- Born: John Henry Rostill 16 June 1942 Kings Norton, Birmingham, Warwickshire, England
- Died: 26 November 1973 (aged 31) Radlett, Hertfordshire, England
- Genres: Rock and roll, country, pop
- Occupations: Bassist, musician, songwriter
- Instrument: Bass guitar
- Years active: 1962–1973
- Label: Columbia

= John Rostill =

English bass guitarist

John Henry Rostill (16 June 1942 – 26 November 1973) was an English musician, bassist and composer, recruited by the Shadows to replace Brian Locking in autumn 1963.

He wrote many of the tunes by the Shadows including "The Rise and Fall of Flingel Bunt" in 1964. He wrote or co-wrote three songs in the 1970s which were massive hits for Olivia Newton-John in the United States—"Let Me Be There", "If You Love Me, Let Me Know" and "Please Mr. Please"—but died before seeing them succeed.

==Biography==
Born in Kings Norton, Birmingham, England, Rostill attended Rutlish School in south London (1953–59). He worked with several artists before joining the Shadows, including Bournemouth band The Interns (nowadays sometimes confused with Welsh band The Interns, who were based in London at this time signed with Tito Burns Agency; in fact, they were two different bands), the Flintstones and a stint as part of Zoot Money's early backing band. He also played in the bands recruited to back such visiting artists as the Everly Brothers and Tommy Roe.

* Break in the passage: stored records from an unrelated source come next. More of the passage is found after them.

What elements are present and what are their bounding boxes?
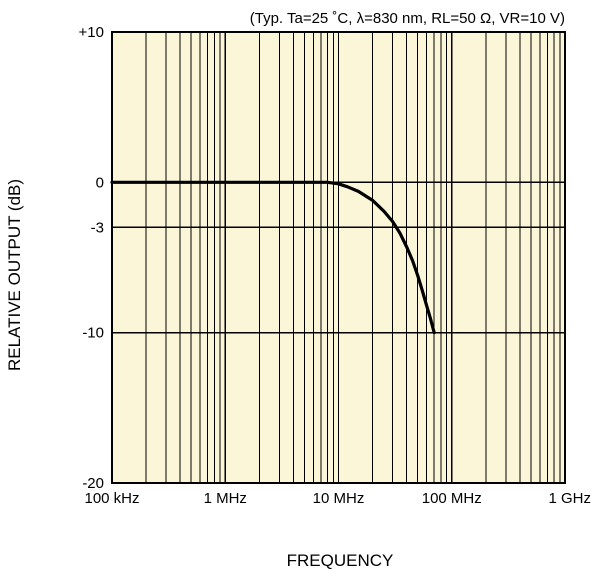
- y-tick-label: -10: [82, 325, 104, 342]
- x-tick-label: 1 GHz: [548, 490, 591, 507]
- series-layer: [110, 180, 436, 335]
- x-tick-label: 100 MHz: [422, 490, 482, 507]
- y-tick-labels: +10 0 -3 -10 -20: [79, 24, 104, 492]
- plot-frame: [111, 31, 566, 484]
- response-curve: [110, 180, 436, 335]
- measurement-conditions: (Typ. Ta=25 ˚C, λ=830 nm, RL=50 Ω, VR=10…: [250, 10, 565, 27]
- y-tick-label: -20: [82, 475, 104, 492]
- x-tick-labels: 100 kHz 1 MHz 10 MHz 100 MHz 1 GHz: [84, 490, 591, 507]
- x-tick-label: 10 MHz: [313, 490, 365, 507]
- y-tick-label: +10: [79, 24, 104, 41]
- x-tick-label: 1 MHz: [204, 490, 247, 507]
- y-axis-label: RELATIVE OUTPUT (dB): [5, 179, 24, 371]
- x-tick-label: 100 kHz: [84, 490, 139, 507]
- x-axis-label: FREQUENCY: [287, 551, 394, 570]
- grid: [111, 31, 565, 484]
- y-tick-label: 0: [96, 174, 104, 191]
- y-tick-label: -3: [91, 219, 104, 236]
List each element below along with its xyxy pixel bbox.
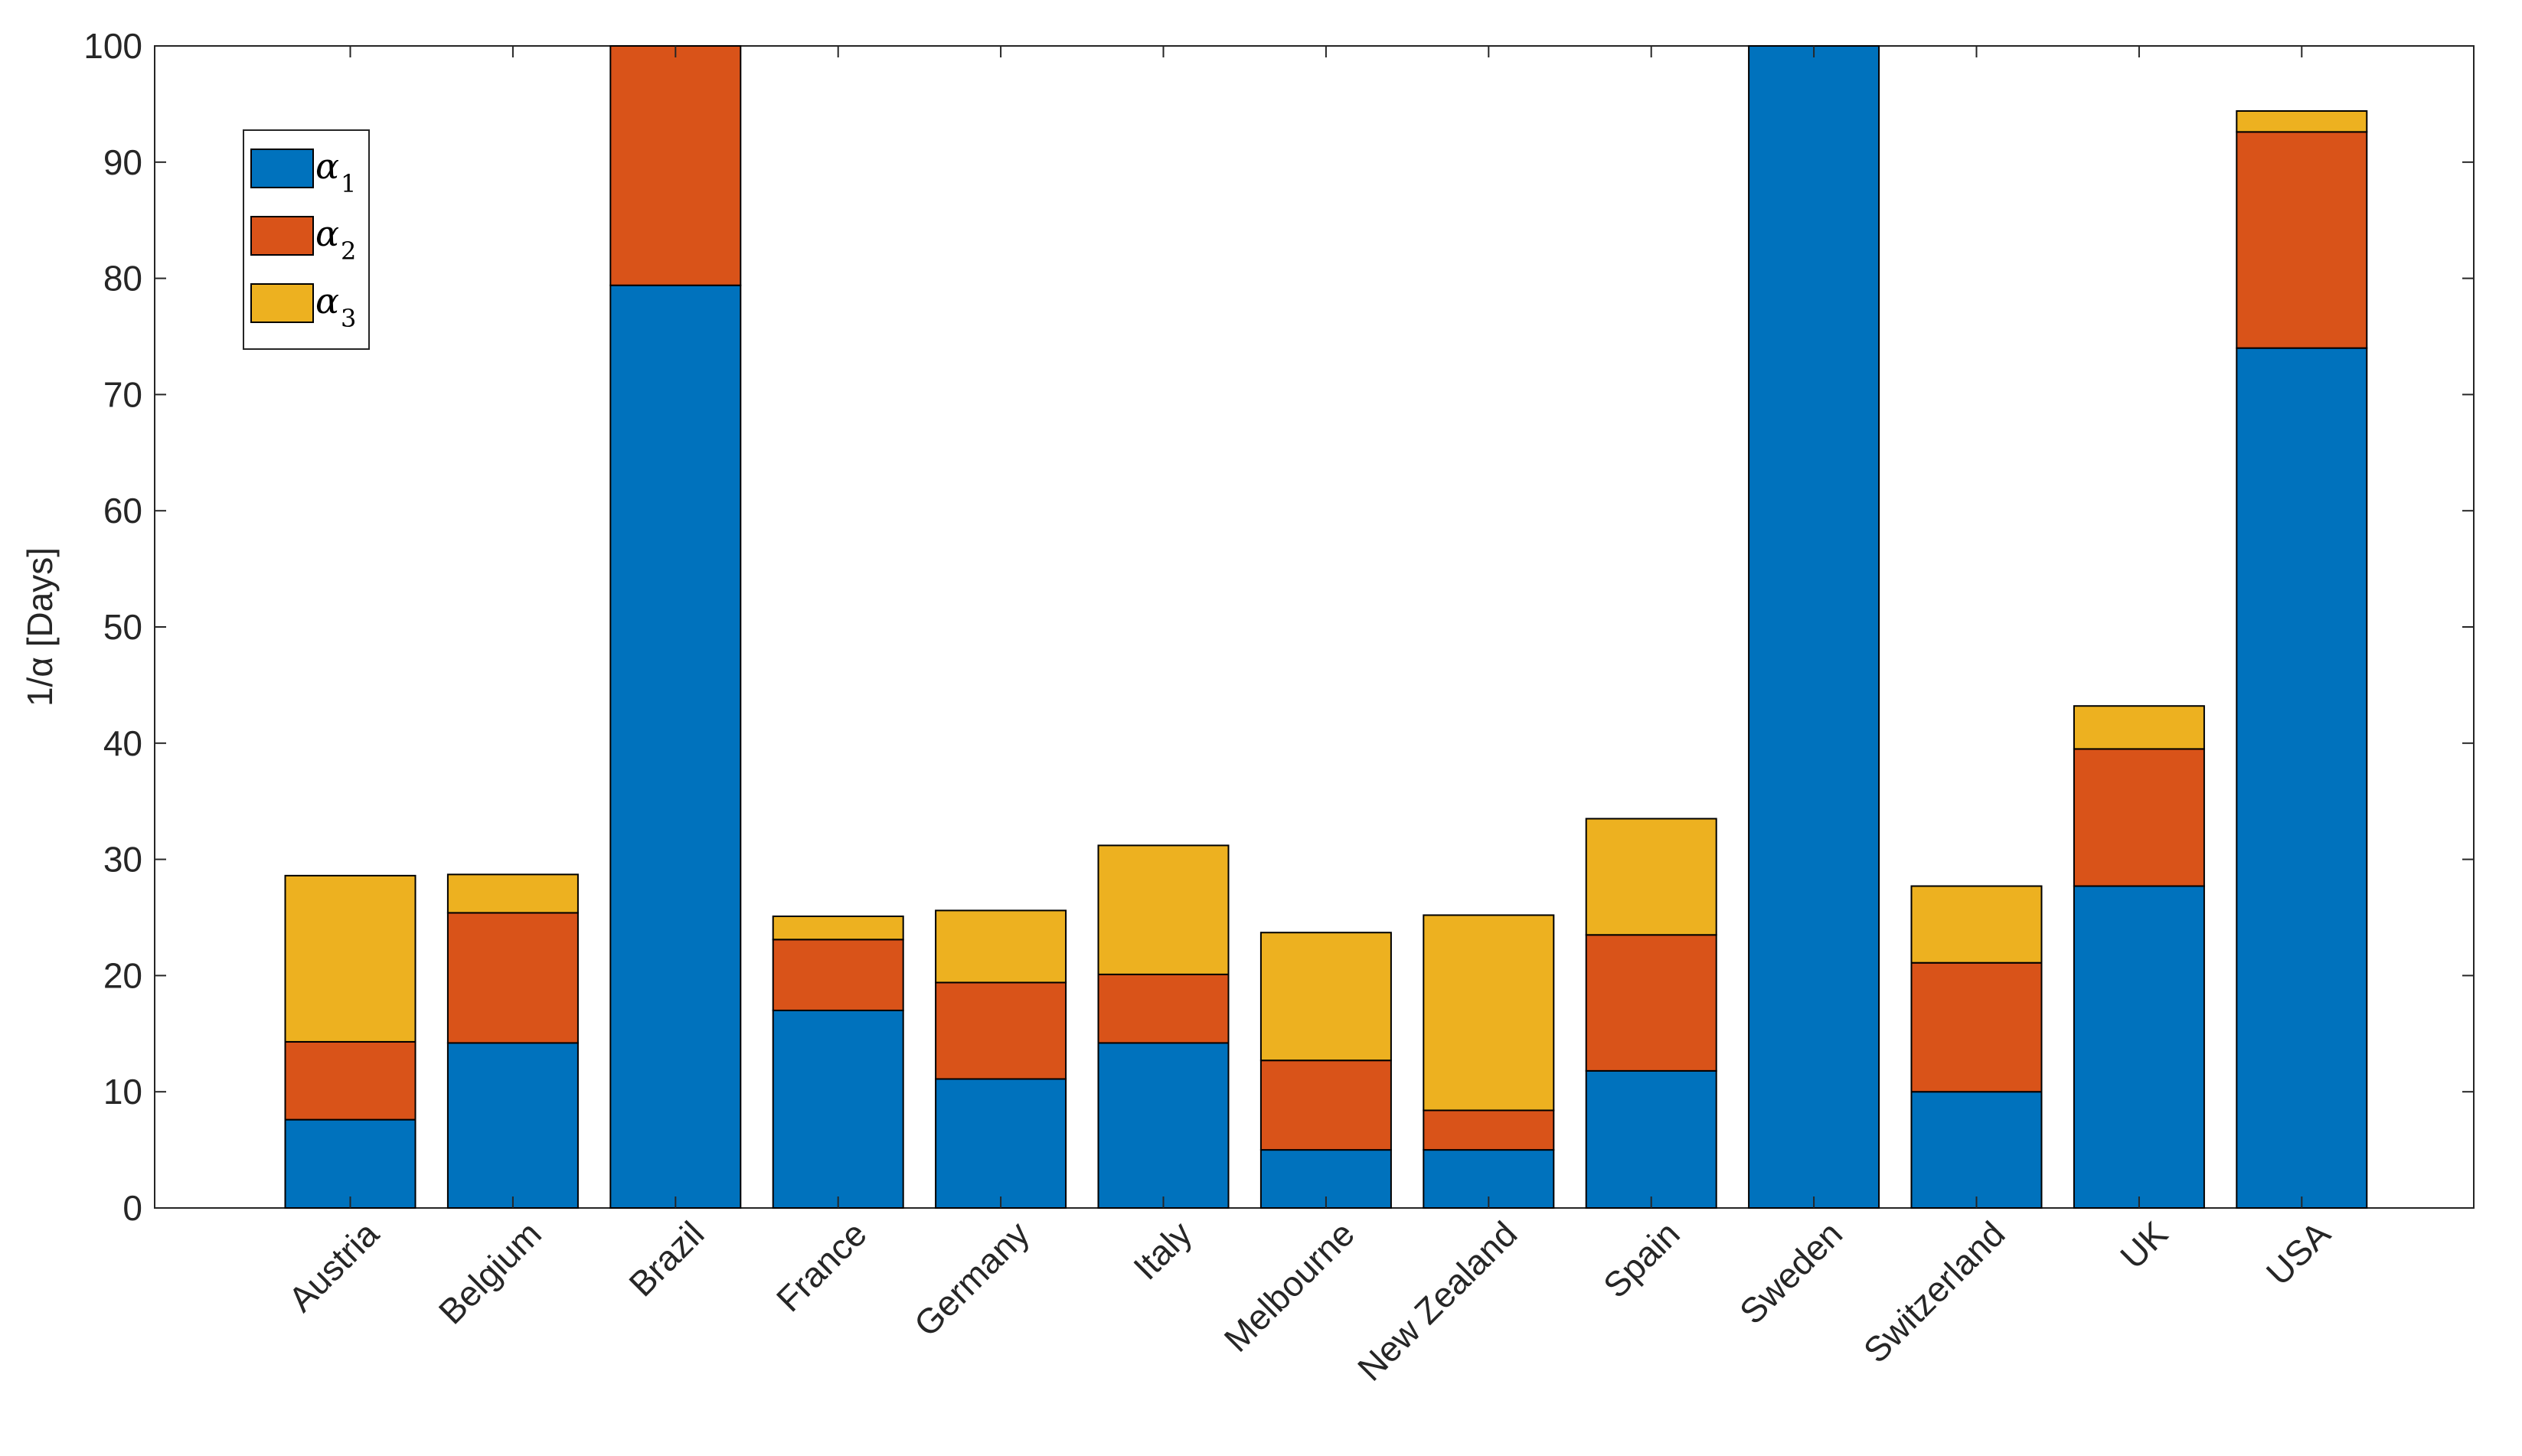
legend-subscript-alpha2: 2 xyxy=(341,237,356,266)
x-tick-label-france: France xyxy=(769,1213,874,1319)
legend: α 1α 2α 3 xyxy=(243,129,370,350)
x-tick-label-melbourne: Melbourne xyxy=(1217,1213,1362,1359)
bar-segment-italy-alpha3 xyxy=(1097,844,1230,975)
legend-label-alpha2: α xyxy=(315,213,339,254)
bar-segment-melbourne-alpha3 xyxy=(1259,932,1392,1062)
x-tick-label-sweden: Sweden xyxy=(1732,1213,1850,1331)
bar-segment-switzerland-alpha3 xyxy=(1910,885,2043,964)
legend-swatch-alpha1 xyxy=(250,149,314,188)
x-tick-label-brazil: Brazil xyxy=(621,1213,711,1304)
bar-segment-new-zealand-alpha3 xyxy=(1423,914,1555,1112)
bar-segment-switzerland-alpha2 xyxy=(1910,961,2043,1093)
bar-segment-melbourne-alpha2 xyxy=(1259,1059,1392,1151)
bar-segment-uk-alpha2 xyxy=(2073,748,2205,887)
y-tick-label-100: 100 xyxy=(83,26,142,66)
legend-swatch-alpha3 xyxy=(250,283,314,323)
legend-label-alpha3: α xyxy=(315,280,339,322)
bar-segment-new-zealand-alpha2 xyxy=(1423,1109,1555,1151)
bar-segment-austria-alpha2 xyxy=(284,1040,417,1121)
x-tick-label-italy: Italy xyxy=(1125,1213,1199,1287)
bar-segment-germany-alpha2 xyxy=(935,981,1067,1080)
y-tick-label-50: 50 xyxy=(103,607,142,647)
legend-label-alpha1: α xyxy=(315,145,339,187)
bar-segment-germany-alpha3 xyxy=(935,909,1067,984)
x-tick-label-spain: Spain xyxy=(1596,1213,1687,1305)
legend-subscript-alpha3: 3 xyxy=(341,304,356,333)
y-tick-label-0: 0 xyxy=(123,1188,142,1228)
x-tick-label-new-zealand: New Zealand xyxy=(1350,1213,1524,1388)
legend-swatch-alpha2 xyxy=(250,216,314,256)
bar-segment-france-alpha2 xyxy=(772,939,904,1011)
y-tick-label-90: 90 xyxy=(103,142,142,182)
y-tick-label-10: 10 xyxy=(103,1072,142,1112)
bar-segment-germany-alpha1 xyxy=(935,1078,1067,1209)
bar-segment-italy-alpha2 xyxy=(1097,973,1230,1044)
x-tick-label-usa: USA xyxy=(2259,1213,2338,1293)
bar-segment-italy-alpha1 xyxy=(1097,1042,1230,1209)
bars-layer xyxy=(284,45,2368,1210)
bar-segment-belgium-alpha2 xyxy=(446,912,579,1044)
x-tick-label-germany: Germany xyxy=(907,1213,1037,1344)
bar-segment-france-alpha1 xyxy=(772,1009,904,1209)
bar-segment-brazil-alpha2 xyxy=(609,45,742,286)
bar-segment-uk-alpha3 xyxy=(2073,705,2205,750)
y-axis-label: 1/α [Days] xyxy=(20,547,60,707)
x-tick-label-switzerland: Switzerland xyxy=(1856,1213,2013,1370)
bar-segment-usa-alpha2 xyxy=(2236,131,2368,349)
bar-segment-spain-alpha1 xyxy=(1585,1069,1717,1209)
x-tick-label-austria: Austria xyxy=(281,1213,387,1319)
x-tick-label-uk: UK xyxy=(2112,1213,2175,1276)
y-tick-label-20: 20 xyxy=(103,955,142,995)
bar-segment-france-alpha3 xyxy=(772,915,904,941)
y-axis: 0 10 20 30 40 50 60 70 80 90 100 xyxy=(83,26,2474,1228)
bar-segment-belgium-alpha1 xyxy=(446,1042,579,1209)
y-tick-label-70: 70 xyxy=(103,374,142,414)
bar-segment-spain-alpha3 xyxy=(1585,818,1717,936)
x-tick-label-belgium: Belgium xyxy=(431,1213,549,1331)
bar-segment-uk-alpha1 xyxy=(2073,885,2205,1210)
y-tick-label-80: 80 xyxy=(103,259,142,299)
y-tick-label-40: 40 xyxy=(103,723,142,763)
bar-segment-usa-alpha1 xyxy=(2236,347,2368,1209)
bar-segment-sweden-alpha1 xyxy=(1748,45,1880,1209)
bar-segment-belgium-alpha3 xyxy=(446,873,579,914)
bar-segment-usa-alpha3 xyxy=(2236,110,2368,133)
y-tick-label-30: 30 xyxy=(103,840,142,880)
bar-segment-spain-alpha2 xyxy=(1585,934,1717,1072)
bar-segment-austria-alpha1 xyxy=(284,1118,417,1209)
bar-segment-brazil-alpha1 xyxy=(609,284,742,1209)
bar-segment-switzerland-alpha1 xyxy=(1910,1091,2043,1209)
legend-subscript-alpha1: 1 xyxy=(341,169,356,198)
y-tick-label-60: 60 xyxy=(103,491,142,530)
bar-segment-austria-alpha3 xyxy=(284,874,417,1043)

Stylistically, Rostill combined the solidity of Brian Locking and the adventurousness of Jet Harris. Many of his bass lines were heavily syncopated and he developed a range of new sounds on the Burns bass during his time with the group, a longer period than Harris and Locking put together. To many players, Rostill was ahead of his time and included double-stopping in his technique. Unusually for that time, Rostill sometimes played bass finger-style as well as with a plectrum, depending on the sound he wanted.

After the Shadows' break-up at the end of the 1960s, Rostill toured with Tom Jones.

Rostill was a prolific songwriter, contributing to the Shadows' output from the start (both as a solo composer and as part of the mid-sixties "Marvin/Welch/Bennett/Rostill" team). This combination composed the hits "The Rise and Fall of Flingel Bunt" (a UK no. 5, 1964) and “Genie with the Light Brown Lamp" (UK no. 17, 1965) as well as all the tunes on the 1964 Rhythm & Greens EP.

They also wrote the Cliff Richard and the Shadows hits, "I Could Easily Fall (In Love with You)" (UK no. 6, 1964), "Time Drags By" (UK no. 10, 1966) and "In the Country" (UK no. 6, 1967).

He later went on to write for artists such as Olivia Newton-John ("Let Me Be There" (Aus no. 11, US no. 6, 1973), "If You Love Me, Let Me Know" (Aus no. 2, US no. 5, 1974) and "Please Mr. Please" (Aus no. 35, US no. 3, 1975), the last co-written with Bruce Welch). "If You Love Me" and "Let Me Be There" were also recorded in concert by Elvis Presley after Rostill's death.

As a Shadow, Rostill played a prototype Burns "Shadows" bass guitar which differed from the production model that followed. A replica of his bass was produced by Burns London in late 2006. His personal favourite instrument was a Fender Jazz bass, which he played in both the Terry Young Band and in Bournemouth band, the Interns. He also used it with the Shadows towards the end when the Burns instrument began to wear out.

John Rostill died in Radlett, Hertfordshire, England, on 26 November 1973 aged 31. He was found dead from barbiturate poisoning in his recording studio by his wife and Bruce Welch. The coroner recorded a verdict of "suicide while in a depressed state of mind".

He left behind his wife Margaret and his son Paul, who was a year old when his father died.

===Early career===
- 1963 – Zoot Money Quartet
- Zoot Money (keyboards); Andy Summers (guitar); Jimmy Shipstone (guitar); John Rostill (bass); Colin Allen (drums)

- 1964 – The Interns

==Discography==
- 1969: Tom Jones Live in Las Vegas
- 1971: "Funny Old World"/"Green Apples" – Columbia – DB 8794.

==Filmography==
- Wonderful Life (US title: Swingers' Paradise)
- Finders Keepers
- Rhythm 'n Greens (B-film)
- Thunderbirds are Go (as puppets)

==Pantomimes==
- Aladdin (appeared with Cliff Richard)
- Cinderella (appeared with Cliff Richard)

==Bibliography==
- Funny Old World by Rob Bradford (1988)
Republished in 2023 with updated colour photographs.